We also found enrichment for associations with genes expressed in the medulla (p = 0 0014, corrected FDR = 0 04) and renal cortex (p = 0 0015, corrected FDR = 0 04), as well as associations with polygenic risk scores for eGFR ( p-value threshold: 0 05, p = 0 01), BMI (p-value threshold: 0 05, p = 0 00025), blood urea nitrogen (p-value threshold: 0 001, p = 0 00043). The model based on six clinical predictors explained 61 4% of the variance in CLfor me In cohort 1 and 49 8% in group placebo.
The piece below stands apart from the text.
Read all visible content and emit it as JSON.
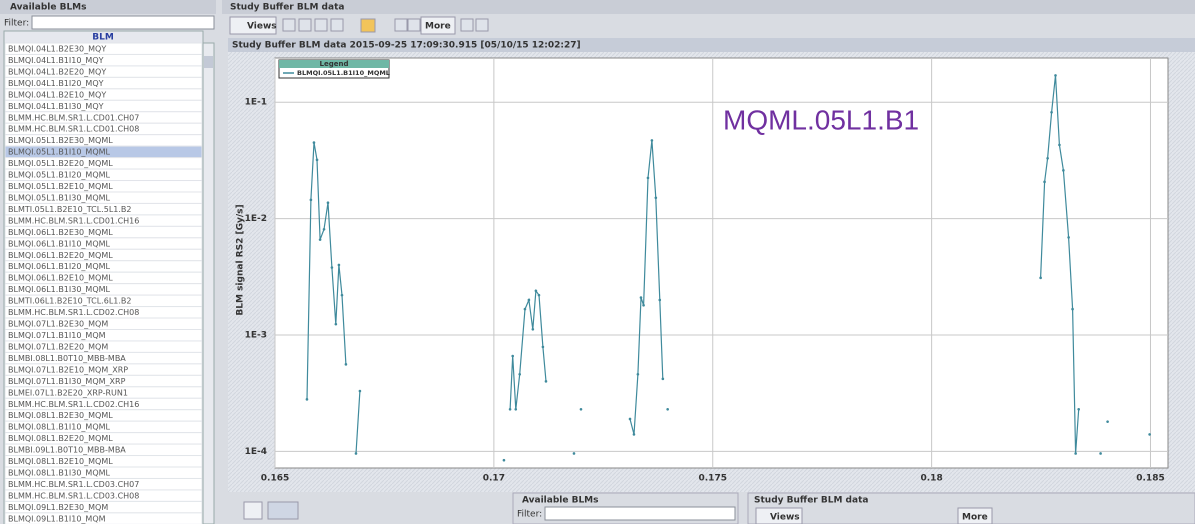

Adding genetic markers did not lead to significant improvements in the models: in the subsample of genotyped individuals, the explained variance only increased from 59 32% to 59 36% in group 1 and from 49 21% to 50 03% in group placebo when including rs583503 and the first four major components.
Our model predictors can be used clinically to better guide the lithium dose, shorten the time to reach therapeutic concentrations, and thus improve care. Identification of the first genetic locus and PRS associated with CLfor me Offers an individual medicine opportunity in lithium therapy.
The Stanley Institute for Medical Research, the Swedish Research Council, the Swedish Foundation for Strategic Research, the Swedish Brain Foundation, the Swedish Research Council, the Söderström Konigska Foundation, the Brewer Gadelius Mänesfond, the Swedish Mental Health Fund, Karolinska Institute and Hospital.